Internal details/limitations of cuFFT, general questions

Good morning, all.

I wrote code which uses cuFFT for 1D operations and it works as it should, but I came across some doubts of its internal work. Maybe you know some of these?

  • Function cufftPlan1d(), second argument is “int nx”, the length of the transform. Is there any reason as to why it is int, and not unsigned int or size_t?

  • Do you manage to get any transform bigger than 2^28 (268435456) to run? This is the biggest I can get to successfully run on a 1080Ti. As far as byte counting goes running a R2C, the float array (input) will be 1GB and the cufftComplex array will be 2GB. When I try a length of 2^29 (536870912), on which total size will be 6GB for the arrays, the operation will stop on the allocation. Is it an internal limit on 1D or something else? I made another operation that takes almost 10GB of the 11GB in the 1080Ti without issues.
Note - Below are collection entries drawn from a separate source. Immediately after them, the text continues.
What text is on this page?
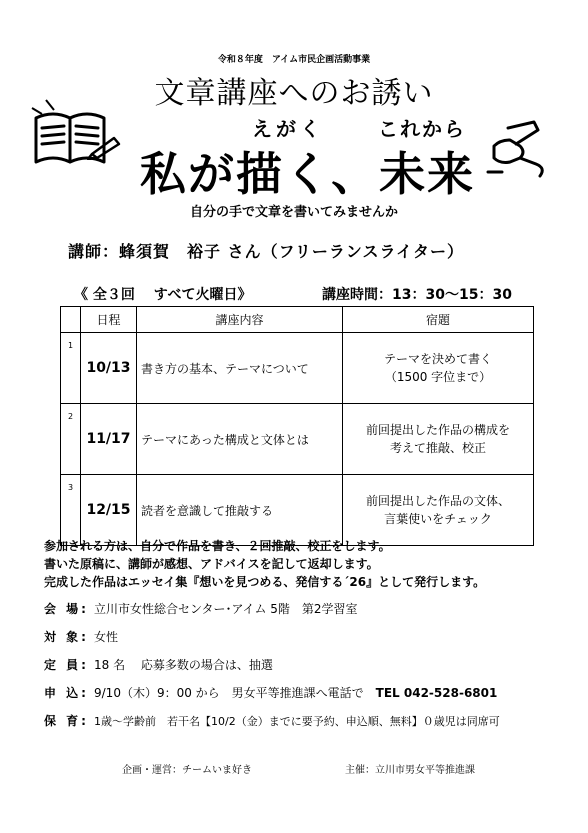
令和８年度　アイム市民企画活動事業
文章講座へのお誘い
えがく	これから
私が描く、未来
自分の手で文章を書いてみませんか
講師：蜂須賀　裕子 さん（フリーランスライター）
《 全３回　 すべて火曜日》	講座時間：13：30〜15：30
	日程	講座内容	宿題
1	10/13	書き方の基本、テーマについて	テーマを決めて書く
（1500 字位まで）

2	11/17	テーマにあった構成と文体とは	前回提出した作品の構成を
考えて推敲、校正

3	12/15	読者を意識して推敲する	前回提出した作品の文体、
言葉使いをチェック
参加される方は、自分で作品を書き、２回推敲、校正をします。
書いた原稿に、講師が感想、アドバイスを記して返却します。
完成した作品はエッセイ集『想いを見つめる、発信する´26』として発行します。
会 場: 立川市女性総合センター･アイム 5階　第2学習室
対 象: 女性
定 員: 18 名　 応募多数の場合は、抽選
申 込: 9/10（木）9：00 から　男女平等推進課へ電話で　TEL 042-528-6801
保 育: 1歳〜学齢前　若干名【10/2（金）までに要予約、申込順、無料】０歳児は同席可
企画・運営：チームいま好き	主催：立川市男女平等推進課
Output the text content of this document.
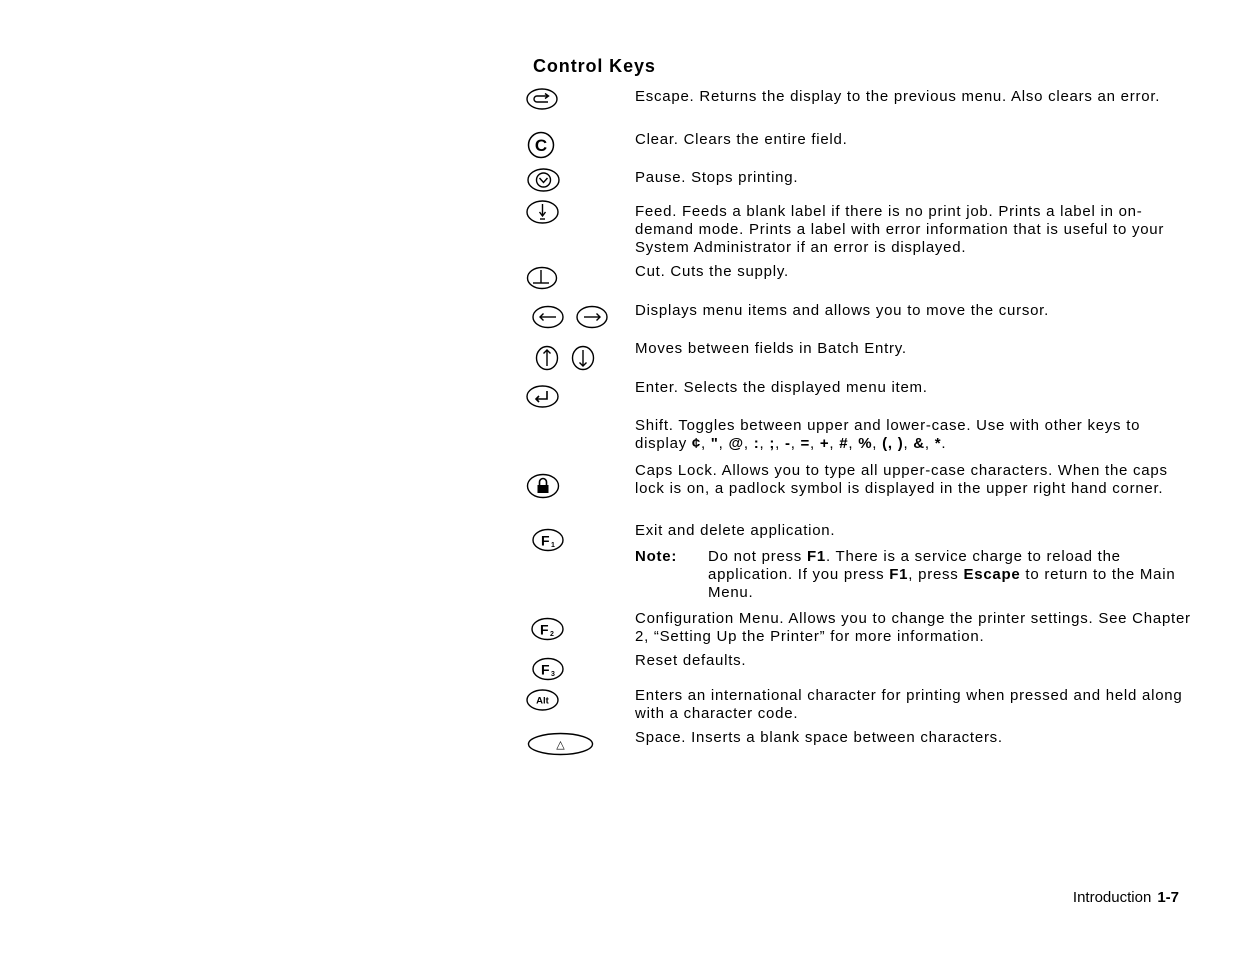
Control Keys
C
F 1
F 2
F 3
Alt
△
Escape. Returns the display to the previous menu. Also clears an error.
Clear. Clears the entire field.
Pause. Stops printing.
Feed. Feeds a blank label if there is no print job. Prints a label in on-demand mode. Prints a label with error information that is useful to your System Administrator if an error is displayed.
Cut. Cuts the supply.
Displays menu items and allows you to move the cursor.
Moves between fields in Batch Entry.
Enter. Selects the displayed menu item.
Shift. Toggles between upper and lower-case. Use with other keys to display ¢, ", @, :, ;, -, =, +, #, %, (, ), &, *.
Caps Lock. Allows you to type all upper-case characters. When the caps lock is on, a padlock symbol is displayed in the upper right hand corner.
Exit and delete application.
Note: Do not press F1. There is a service charge to reload the application. If you press F1, press Escape to return to the Main Menu.
Configuration Menu. Allows you to change the printer settings. See Chapter 2, “Setting Up the Printer” for more information.
Reset defaults.
Enters an international character for printing when pressed and held along with a character code.
Space. Inserts a blank space between characters.
Introduction 1-7
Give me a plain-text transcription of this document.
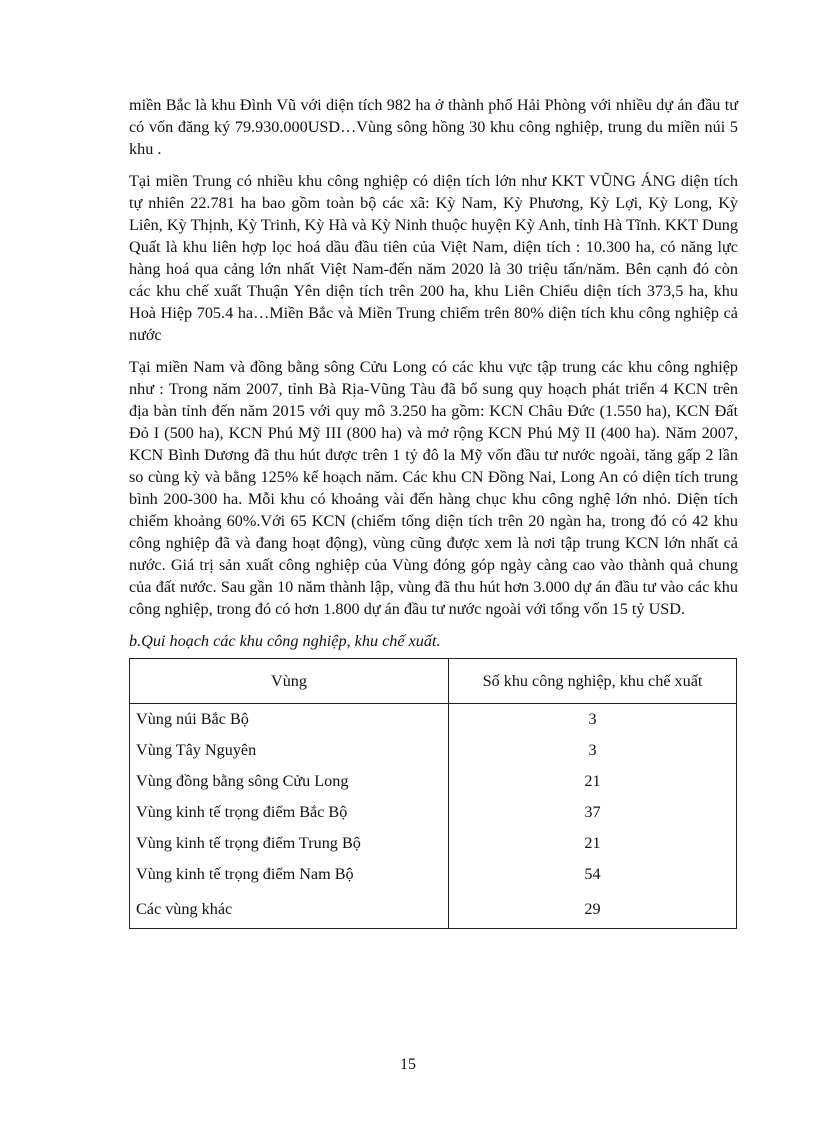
miền Bắc là khu Đình Vũ với diện tích 982 ha ở thành phố Hải Phòng với nhiều dự án đầu tư có vốn đăng ký 79.930.000USD…Vùng sông hồng 30 khu công nghiệp, trung du miền núi 5 khu .

Tại miền Trung có nhiều khu công nghiệp có diện tích lớn như KKT VŨNG ÁNG diện tích tự nhiên 22.781 ha bao gồm toàn bộ các xã: Kỳ Nam, Kỳ Phương, Kỳ Lợi, Kỳ Long, Kỳ Liên, Kỳ Thịnh, Kỳ Trinh, Kỳ Hà và Kỳ Ninh thuộc huyện Kỳ Anh, tỉnh Hà Tĩnh. KKT Dung Quất là khu liên hợp lọc hoá dầu đầu tiên của Việt Nam, diện tích : 10.300 ha, có năng lực hàng hoá qua cảng lớn nhất Việt Nam-đến năm 2020 là 30 triệu tấn/năm. Bên cạnh đó còn các khu chế xuất Thuận Yên diện tích trên 200 ha, khu Liên Chiểu diện tích 373,5 ha, khu Hoà Hiệp 705.4 ha…Miền Bắc và Miền Trung chiếm trên 80% diện tích khu công nghiệp cả nước

Tại miền Nam và đồng bằng sông Cửu Long có các khu vực tập trung các khu công nghiệp như : Trong năm 2007, tỉnh Bà Rịa-Vũng Tàu đã bổ sung quy hoạch phát triển 4 KCN trên địa bàn tỉnh đến năm 2015 với quy mô 3.250 ha gồm: KCN Châu Đức (1.550 ha), KCN Đất Đỏ I (500 ha), KCN Phú Mỹ III (800 ha) và mở rộng KCN Phú Mỹ II (400 ha). Năm 2007, KCN Bình Dương đã thu hút được trên 1 tỷ đô la Mỹ vốn đầu tư nước ngoài, tăng gấp 2 lần so cùng kỳ và bằng 125% kế hoạch năm. Các khu CN Đồng Nai, Long An có diện tích trung bình 200-300 ha. Mỗi khu có khoảng vài đến hàng chục khu công nghệ lớn nhỏ. Diện tích chiếm khoảng 60%.Với 65 KCN (chiếm tổng diện tích trên 20 ngàn ha, trong đó có 42 khu công nghiệp đã và đang hoạt động), vùng cũng được xem là nơi tập trung KCN lớn nhất cả nước. Giá trị sản xuất công nghiệp của Vùng đóng góp ngày càng cao vào thành quả chung của đất nước. Sau gần 10 năm thành lập, vùng đã thu hút hơn 3.000 dự án đầu tư vào các khu công nghiệp, trong đó có hơn 1.800 dự án đầu tư nước ngoài với tổng vốn 15 tỷ USD.

b.Qui hoạch các khu công nghiệp, khu chế xuất.

Vùng	Số khu công nghiệp, khu chế xuất
Vùng núi Bắc Bộ	3
Vùng Tây Nguyên	3
Vùng đồng bằng sông Cửu Long	21
Vùng kinh tế trọng điểm Bắc Bộ	37
Vùng kinh tế trọng điểm Trung Bộ	21
Vùng kinh tế trọng điểm Nam Bộ	54
Các vùng khác	29
15
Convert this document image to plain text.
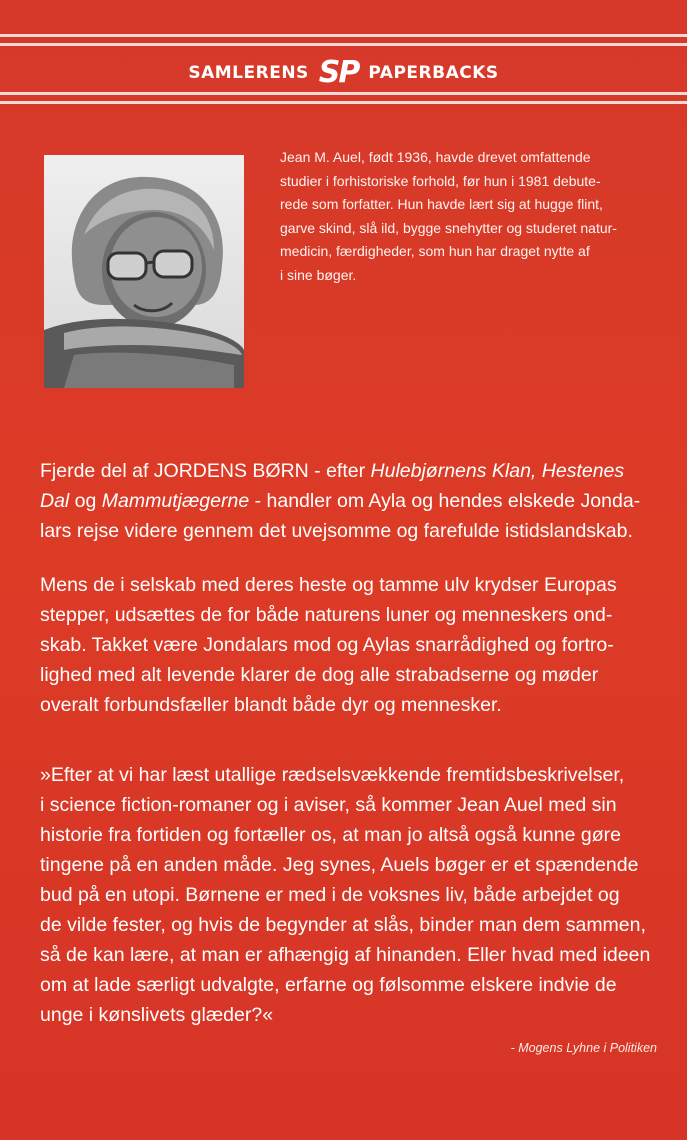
SAMLERENS SP PAPERBACKS
Jean M. Auel, født 1936, havde drevet omfattende
studier i forhistoriske forhold, før hun i 1981 debute-
rede som forfatter. Hun havde lært sig at hugge flint,
garve skind, slå ild, bygge snehytter og studeret natur-
medicin, færdigheder, som hun har draget nytte af
i sine bøger.
Fjerde del af JORDENS BØRN - efter Hulebjørnens Klan, Hestenes
Dal og Mammutjægerne - handler om Ayla og hendes elskede Jonda-
lars rejse videre gennem det uvejsomme og farefulde istidslandskab.
Mens de i selskab med deres heste og tamme ulv krydser Europas
stepper, udsættes de for både naturens luner og menneskers ond-
skab. Takket være Jondalars mod og Aylas snarrådighed og fortro-
lighed med alt levende klarer de dog alle strabadserne og møder
overalt forbundsfæller blandt både dyr og mennesker.
»Efter at vi har læst utallige rædselsvækkende fremtidsbeskrivelser,
i science fiction-romaner og i aviser, så kommer Jean Auel med sin
historie fra fortiden og fortæller os, at man jo altså også kunne gøre
tingene på en anden måde. Jeg synes, Auels bøger er et spændende
bud på en utopi. Børnene er med i de voksnes liv, både arbejdet og
de vilde fester, og hvis de begynder at slås, binder man dem sammen,
så de kan lære, at man er afhængig af hinanden. Eller hvad med ideen
om at lade særligt udvalgte, erfarne og følsomme elskere indvie de
unge i kønslivets glæder?«
- Mogens Lyhne i Politiken
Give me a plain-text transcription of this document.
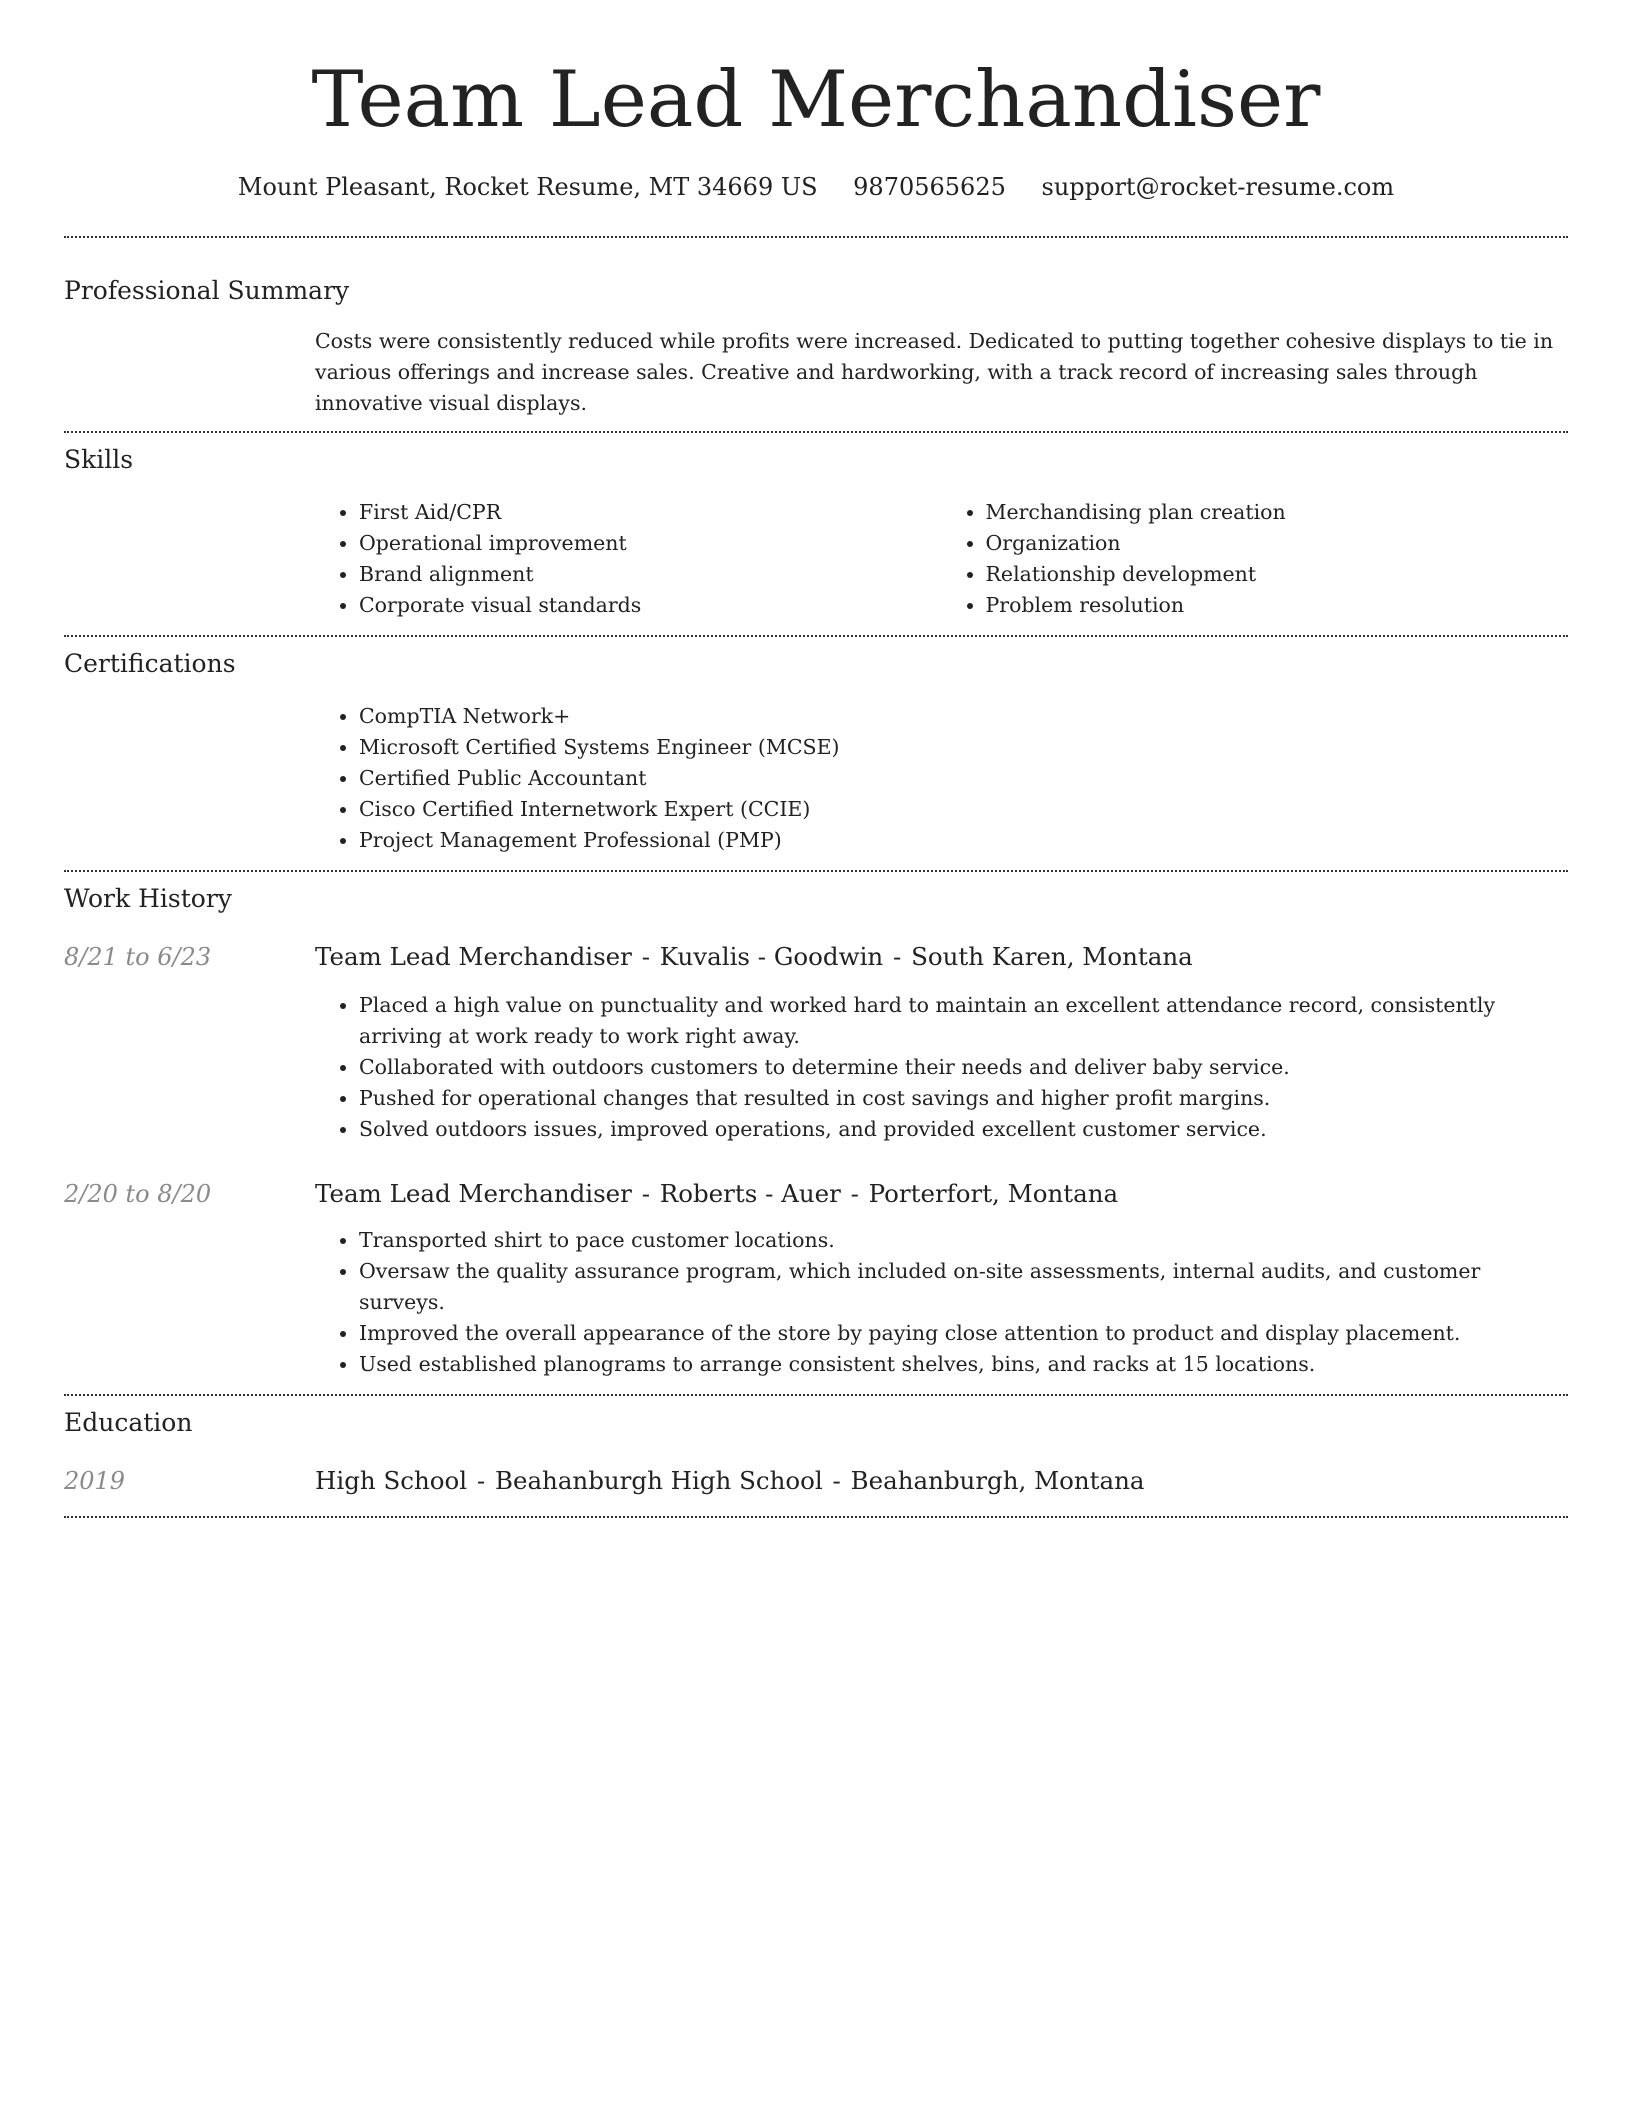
Team Lead Merchandiser
Mount Pleasant, Rocket Resume, MT 34669 US 9870565625 support@rocket-resume.com
Professional Summary

Costs were consistently reduced while profits were increased. Dedicated to putting together cohesive displays to tie in various offerings and increase sales. Creative and hardworking, with a track record of increasing sales through innovative visual displays.

Skills
• First Aid/CPR
• Operational improvement
• Brand alignment
• Corporate visual standards
• Merchandising plan creation
• Organization
• Relationship development
• Problem resolution
Certifications
• CompTIA Network+
• Microsoft Certified Systems Engineer (MCSE)
• Certified Public Accountant
• Cisco Certified Internetwork Expert (CCIE)
• Project Management Professional (PMP)
Work History
8/21 to 6/23	Team Lead Merchandiser - Kuvalis - Goodwin - South Karen, Montana

• Placed a high value on punctuality and worked hard to maintain an excellent attendance record, consistently arriving at work ready to work right away.
• Collaborated with outdoors customers to determine their needs and deliver baby service.
• Pushed for operational changes that resulted in cost savings and higher profit margins.
• Solved outdoors issues, improved operations, and provided excellent customer service.
2/20 to 8/20	Team Lead Merchandiser - Roberts - Auer - Porterfort, Montana

• Transported shirt to pace customer locations.
• Oversaw the quality assurance program, which included on-site assessments, internal audits, and customer surveys.
• Improved the overall appearance of the store by paying close attention to product and display placement.
• Used established planograms to arrange consistent shelves, bins, and racks at 15 locations.
Education
2019	High School - Beahanburgh High School - Beahanburgh, Montana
  • In 2.2.1 of the cuFFT documentation, https://docs.nvidia.com/cuda/pdf/CUFFT_Library.pdf, it suggests to first create a plan and THEN allocate the memory, which seems to be the opposite of, for example, FFTW. Do you know of any prejudice if we do the opposite? What about when freeing things? First destroy the plan and then cudaFree the arrays? My program currently allocates memory and then creates plan, and destroys plan and then deallocates memory.

  • We don’t use kernel functions to launch a cuFFT process, so how does it do its parallelization? I have the same doubt for cuRAND, which we also launch without kernel specifications.

If you guys know any of these, then I’d like to hear from you.
Thanks a lot for your time and assistance provided many times.

There are other planning functions that can be used for larger array sizes. Read the docs. For instance:

https://docs.nvidia.com/cuda/cufft/index.html#unique_1980839421

Ordinary CUFFT usage will involve the planning step doing an underlying allocation. I think the size of the allocation is not published, but you can break out the memory allocation step separately and manage it yourself. In so doing you can get an idea of how much temporary memory CUFFT requires for various operations. Read the docs. I would assume if your array sizes are 6GB that you are running out of memory due to the temporary allocations that CUFFT makes/requires.

If you are managing the memory allocation yourself, it should not matter if you do the planning process before or after the memory allocation, as long as you allocate sufficient memory.

CUFFT calls are a call to a function in a C-library (the cufft library, i.e. libcufft). The library functions generally will make kernel calls, and may do other CUDA runtime activity as well. You can use a profiler to get an idea of what is happening under the hood.

Thanks for these clarifications, txbob.

Following the document you linked, it looks like I can use the cufftMakePlanMany64() function passing NULL to inembed and onembed so it behaves like an ordinary FFT call, except that it handles the bigger types.

As for the other answers, thanks again. They have enough information for me to dig a bit more, like printing extra return values and running the profiler.